Wednesday, 06 de July de 2022 ISSN 1519-7670 - Ano 22 - nº 1195

O monopólio dos meios de comunicação

Ao longo da história da humanidade, o controle da imagem foi estratégico para os centros de poder. Na civilização egípcia, por exemplo, apenas figuras ligadas aos faraós – e o próprio faraó – podiam espalhar suas imagens pelos espaços públicos.

Quando não fosse a imagem dos próprios detentores do poder, a que circulava publicamente de algum modo idealizava e mistificava um perfil epopéico e/ou épico que dizia respeito aos rostos ideológicos, políticos, sociais, culturais e econômicos de quem, numa ou noutra circunstância, centralizava ou encarnava o poder.

Na República, de Platão, há toda uma pedagogia das falsas e das verdadeiras imagens, sendo que estas são vistas como verdadeiras a partir de uma razão paradoxal, qual seja: a de não serem imagens, uma vez que, segundo a perspectiva platônica, a verdade não tem rosto, é transcendental, intocável, singular e não reproduzível e não participando, portanto, do face a face do mundo, como se pudessem abstrair-se das relações de poder e de interesse. Por outro lado, as imagens falsas assim são consideradas precisamente porque fazem parte da dinâmica social, da vida, sendo, portanto, segunda natureza, representação, rosto de diferenças de classe, de gênero, étnica, da flora e da fauna a nos circunscrever como mundanos, vitais, seres de relação política, econômica, cultural.

Não foi circunstancial, portanto, que Platão procurasse expulsar de sua cidade ideal os pintores, os poetas e os filósofos sofísticos, posto que estes eram os ‘ilegítimos’ produtores de imagens falsas, sejam as propriamente icônicas, como as dos pintores, sejam as dos poetas, com suas criações estético-sinestésicas, sejam as dos sofistas, com suas perturbações retóricas – os primeiros que, para sobreviverem, propuseram o biscoito fino da retórica para qualquer um.

Midiatização das relações sociais

Platão já pressentia nitidamente o perigo – bem entendido, para os donos do poder – das apropriações ‘inadequadas’ das imagens, e propunha dar-lhes uma dimensão abstrata, a qual chamou de mundo ideal, pois toda abstração, imparcialidade ou universalidade flutuantes costumam ser máscaras ideológicas de outros ícones – os do poder, ou poderes, já que são muitos: o econômico, o cultural, o geográfico, o masculino, o informacional, o global, o mercadológico, o midiático.

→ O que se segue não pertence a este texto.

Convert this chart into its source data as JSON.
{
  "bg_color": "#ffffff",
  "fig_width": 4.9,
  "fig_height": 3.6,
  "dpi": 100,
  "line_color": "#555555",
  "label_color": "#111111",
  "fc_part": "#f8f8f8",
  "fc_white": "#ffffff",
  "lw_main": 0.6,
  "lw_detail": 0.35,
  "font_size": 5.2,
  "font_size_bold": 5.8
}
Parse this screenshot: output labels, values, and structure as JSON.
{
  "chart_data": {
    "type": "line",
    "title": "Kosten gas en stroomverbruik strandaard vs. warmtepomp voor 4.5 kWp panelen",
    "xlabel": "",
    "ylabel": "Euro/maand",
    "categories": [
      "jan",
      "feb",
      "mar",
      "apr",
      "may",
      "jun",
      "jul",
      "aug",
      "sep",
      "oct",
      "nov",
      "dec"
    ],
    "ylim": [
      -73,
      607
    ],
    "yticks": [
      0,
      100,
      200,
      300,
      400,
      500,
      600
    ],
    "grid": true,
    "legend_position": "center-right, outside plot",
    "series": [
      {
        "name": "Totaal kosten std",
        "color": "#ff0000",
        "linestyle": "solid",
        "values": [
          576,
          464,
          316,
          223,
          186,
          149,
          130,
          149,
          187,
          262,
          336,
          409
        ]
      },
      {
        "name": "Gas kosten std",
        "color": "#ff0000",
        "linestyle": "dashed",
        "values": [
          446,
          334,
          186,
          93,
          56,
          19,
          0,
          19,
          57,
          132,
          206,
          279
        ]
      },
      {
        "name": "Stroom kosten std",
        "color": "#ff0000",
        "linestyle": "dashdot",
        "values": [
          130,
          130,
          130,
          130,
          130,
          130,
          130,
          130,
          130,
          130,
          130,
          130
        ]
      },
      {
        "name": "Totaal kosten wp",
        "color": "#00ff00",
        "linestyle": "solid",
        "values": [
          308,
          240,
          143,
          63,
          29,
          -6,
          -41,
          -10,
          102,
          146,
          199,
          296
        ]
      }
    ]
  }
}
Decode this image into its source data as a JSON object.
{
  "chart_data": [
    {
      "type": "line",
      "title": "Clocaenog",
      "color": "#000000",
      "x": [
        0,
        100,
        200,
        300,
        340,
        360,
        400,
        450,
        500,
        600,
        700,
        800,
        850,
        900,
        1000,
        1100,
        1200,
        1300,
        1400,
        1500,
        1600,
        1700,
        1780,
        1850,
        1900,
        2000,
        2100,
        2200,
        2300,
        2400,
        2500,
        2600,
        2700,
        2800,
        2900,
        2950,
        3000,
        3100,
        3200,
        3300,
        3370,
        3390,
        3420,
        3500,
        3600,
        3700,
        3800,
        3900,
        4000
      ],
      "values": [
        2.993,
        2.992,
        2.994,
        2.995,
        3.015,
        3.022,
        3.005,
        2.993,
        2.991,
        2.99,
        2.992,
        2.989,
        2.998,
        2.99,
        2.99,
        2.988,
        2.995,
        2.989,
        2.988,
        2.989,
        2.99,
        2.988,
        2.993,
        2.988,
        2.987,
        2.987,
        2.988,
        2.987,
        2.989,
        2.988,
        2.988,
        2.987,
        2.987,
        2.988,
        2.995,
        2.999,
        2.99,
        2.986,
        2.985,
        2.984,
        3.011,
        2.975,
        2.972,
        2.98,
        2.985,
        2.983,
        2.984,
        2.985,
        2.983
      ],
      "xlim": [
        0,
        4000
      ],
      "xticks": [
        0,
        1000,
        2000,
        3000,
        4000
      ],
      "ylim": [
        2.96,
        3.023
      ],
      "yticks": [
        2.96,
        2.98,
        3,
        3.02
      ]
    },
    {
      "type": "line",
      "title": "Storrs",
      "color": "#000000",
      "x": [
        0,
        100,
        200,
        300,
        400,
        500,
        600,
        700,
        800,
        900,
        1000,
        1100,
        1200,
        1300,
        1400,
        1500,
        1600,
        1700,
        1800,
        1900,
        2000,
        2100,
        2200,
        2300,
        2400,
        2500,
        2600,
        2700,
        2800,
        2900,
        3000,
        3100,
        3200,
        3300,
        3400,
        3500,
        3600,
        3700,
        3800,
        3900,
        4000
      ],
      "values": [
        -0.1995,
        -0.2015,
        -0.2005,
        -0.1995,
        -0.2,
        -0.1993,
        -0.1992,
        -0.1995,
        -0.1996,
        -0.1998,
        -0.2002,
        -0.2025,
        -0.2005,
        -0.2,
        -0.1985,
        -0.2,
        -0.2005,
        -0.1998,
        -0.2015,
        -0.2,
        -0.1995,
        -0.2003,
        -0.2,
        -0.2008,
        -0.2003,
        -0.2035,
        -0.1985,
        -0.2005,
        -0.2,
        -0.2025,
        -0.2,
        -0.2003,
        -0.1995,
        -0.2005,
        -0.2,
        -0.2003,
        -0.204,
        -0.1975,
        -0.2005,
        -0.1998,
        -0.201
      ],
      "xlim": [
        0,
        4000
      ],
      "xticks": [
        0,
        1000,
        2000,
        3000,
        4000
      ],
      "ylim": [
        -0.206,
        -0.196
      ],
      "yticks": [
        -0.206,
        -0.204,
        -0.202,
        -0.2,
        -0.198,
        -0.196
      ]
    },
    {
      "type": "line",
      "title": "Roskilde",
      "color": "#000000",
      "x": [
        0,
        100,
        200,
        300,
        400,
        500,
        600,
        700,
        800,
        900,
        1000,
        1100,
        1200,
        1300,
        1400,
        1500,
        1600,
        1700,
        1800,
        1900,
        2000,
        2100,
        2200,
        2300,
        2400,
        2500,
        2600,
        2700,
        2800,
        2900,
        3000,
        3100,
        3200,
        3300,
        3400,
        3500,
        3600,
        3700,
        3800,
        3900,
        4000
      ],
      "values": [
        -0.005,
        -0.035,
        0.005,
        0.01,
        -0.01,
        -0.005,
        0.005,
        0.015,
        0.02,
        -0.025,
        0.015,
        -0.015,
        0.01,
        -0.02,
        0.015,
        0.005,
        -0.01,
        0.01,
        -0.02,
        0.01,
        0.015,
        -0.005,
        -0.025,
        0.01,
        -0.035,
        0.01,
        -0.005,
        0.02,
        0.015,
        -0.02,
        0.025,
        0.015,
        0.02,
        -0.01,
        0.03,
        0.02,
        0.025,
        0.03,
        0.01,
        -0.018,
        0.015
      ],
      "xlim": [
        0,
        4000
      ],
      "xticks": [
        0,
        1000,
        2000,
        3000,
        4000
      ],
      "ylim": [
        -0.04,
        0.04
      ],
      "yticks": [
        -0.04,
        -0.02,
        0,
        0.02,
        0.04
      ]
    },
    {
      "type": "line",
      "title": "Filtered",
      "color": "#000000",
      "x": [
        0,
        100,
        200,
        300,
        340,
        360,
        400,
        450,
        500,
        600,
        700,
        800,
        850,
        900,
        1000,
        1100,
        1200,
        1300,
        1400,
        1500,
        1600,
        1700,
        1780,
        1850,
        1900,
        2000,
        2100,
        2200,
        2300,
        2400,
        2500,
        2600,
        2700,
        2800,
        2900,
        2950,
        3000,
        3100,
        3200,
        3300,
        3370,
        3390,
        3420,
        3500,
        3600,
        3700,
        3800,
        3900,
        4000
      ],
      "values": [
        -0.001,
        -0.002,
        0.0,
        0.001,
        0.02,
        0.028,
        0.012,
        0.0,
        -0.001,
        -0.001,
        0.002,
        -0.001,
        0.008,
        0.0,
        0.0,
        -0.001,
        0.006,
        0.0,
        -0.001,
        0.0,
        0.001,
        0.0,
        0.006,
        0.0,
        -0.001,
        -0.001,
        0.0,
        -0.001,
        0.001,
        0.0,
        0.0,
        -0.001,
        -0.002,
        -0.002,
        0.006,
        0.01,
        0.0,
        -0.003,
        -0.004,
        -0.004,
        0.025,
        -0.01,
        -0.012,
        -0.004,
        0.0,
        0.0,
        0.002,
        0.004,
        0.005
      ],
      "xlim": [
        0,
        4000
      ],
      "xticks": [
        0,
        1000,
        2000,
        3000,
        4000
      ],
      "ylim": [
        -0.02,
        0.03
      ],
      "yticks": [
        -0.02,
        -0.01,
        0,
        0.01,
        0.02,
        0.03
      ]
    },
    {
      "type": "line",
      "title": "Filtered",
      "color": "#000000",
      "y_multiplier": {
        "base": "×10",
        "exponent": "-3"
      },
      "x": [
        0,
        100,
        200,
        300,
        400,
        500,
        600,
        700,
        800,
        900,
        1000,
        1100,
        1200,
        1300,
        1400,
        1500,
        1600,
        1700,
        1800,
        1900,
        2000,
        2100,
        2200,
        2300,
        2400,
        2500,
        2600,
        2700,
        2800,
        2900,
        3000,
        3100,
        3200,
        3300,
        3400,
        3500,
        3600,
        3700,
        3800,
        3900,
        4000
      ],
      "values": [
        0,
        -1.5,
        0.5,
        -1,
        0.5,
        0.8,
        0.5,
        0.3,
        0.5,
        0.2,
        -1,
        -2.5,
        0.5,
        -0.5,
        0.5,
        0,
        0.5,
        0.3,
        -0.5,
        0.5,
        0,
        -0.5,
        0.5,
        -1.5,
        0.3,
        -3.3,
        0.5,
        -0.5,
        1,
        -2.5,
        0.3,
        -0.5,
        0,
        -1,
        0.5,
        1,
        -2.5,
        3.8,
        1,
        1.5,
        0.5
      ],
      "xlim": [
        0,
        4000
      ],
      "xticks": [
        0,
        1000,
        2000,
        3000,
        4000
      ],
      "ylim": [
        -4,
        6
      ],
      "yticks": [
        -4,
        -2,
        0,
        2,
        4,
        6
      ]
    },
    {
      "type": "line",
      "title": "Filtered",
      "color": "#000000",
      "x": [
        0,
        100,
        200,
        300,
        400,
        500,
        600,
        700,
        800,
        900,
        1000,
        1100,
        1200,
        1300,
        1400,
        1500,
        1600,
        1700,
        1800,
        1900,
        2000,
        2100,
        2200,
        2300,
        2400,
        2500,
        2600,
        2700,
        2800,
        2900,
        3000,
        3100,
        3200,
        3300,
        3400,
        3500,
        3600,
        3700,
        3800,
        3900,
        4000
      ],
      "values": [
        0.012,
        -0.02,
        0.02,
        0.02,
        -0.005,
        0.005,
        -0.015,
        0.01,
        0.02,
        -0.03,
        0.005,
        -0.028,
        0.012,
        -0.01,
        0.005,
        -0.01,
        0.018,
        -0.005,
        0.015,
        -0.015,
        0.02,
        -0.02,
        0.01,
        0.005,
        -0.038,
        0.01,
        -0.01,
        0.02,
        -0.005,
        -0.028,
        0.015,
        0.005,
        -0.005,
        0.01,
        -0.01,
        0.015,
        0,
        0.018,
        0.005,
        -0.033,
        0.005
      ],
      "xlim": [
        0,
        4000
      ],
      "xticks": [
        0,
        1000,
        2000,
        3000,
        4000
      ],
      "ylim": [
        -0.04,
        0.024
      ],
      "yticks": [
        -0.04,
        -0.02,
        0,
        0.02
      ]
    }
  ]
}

Todo poder não compartilhado e não compartilhável, quer, portanto, escamotear a sua própria imagem, principalmente controlando as outras. Daí a cena bíblica do Bezerro de Ouro em que Moisés esconjura a apropriação, pelo povo, de imagens profanas (sob seu ponto de vista), uma vez que, para o império monoteísta (a fixação de Moisés), interessavam apenas os Dez Mandamentos abstratos, a imagem gráfica da lei de Deus, inscrição, por excelência, da palavra assertiva, elaborada pela razão sem rosto, sem cromatismos, apta a ser impressa na tábua da alma.

Salta aos olhos, nesse sentido, que, desde sempre, na História das Civilizações, não apenas guerras por territórios foram e são onipresentes, mas também a guerra pelo controle de imagens, pela sobreposição e imposição de imagens particulares – representantes dos rostos, das culturas e dos valores de poucos – sobre a multiplicidade e diversidade imagética que os povos e as culturas sempre produziram.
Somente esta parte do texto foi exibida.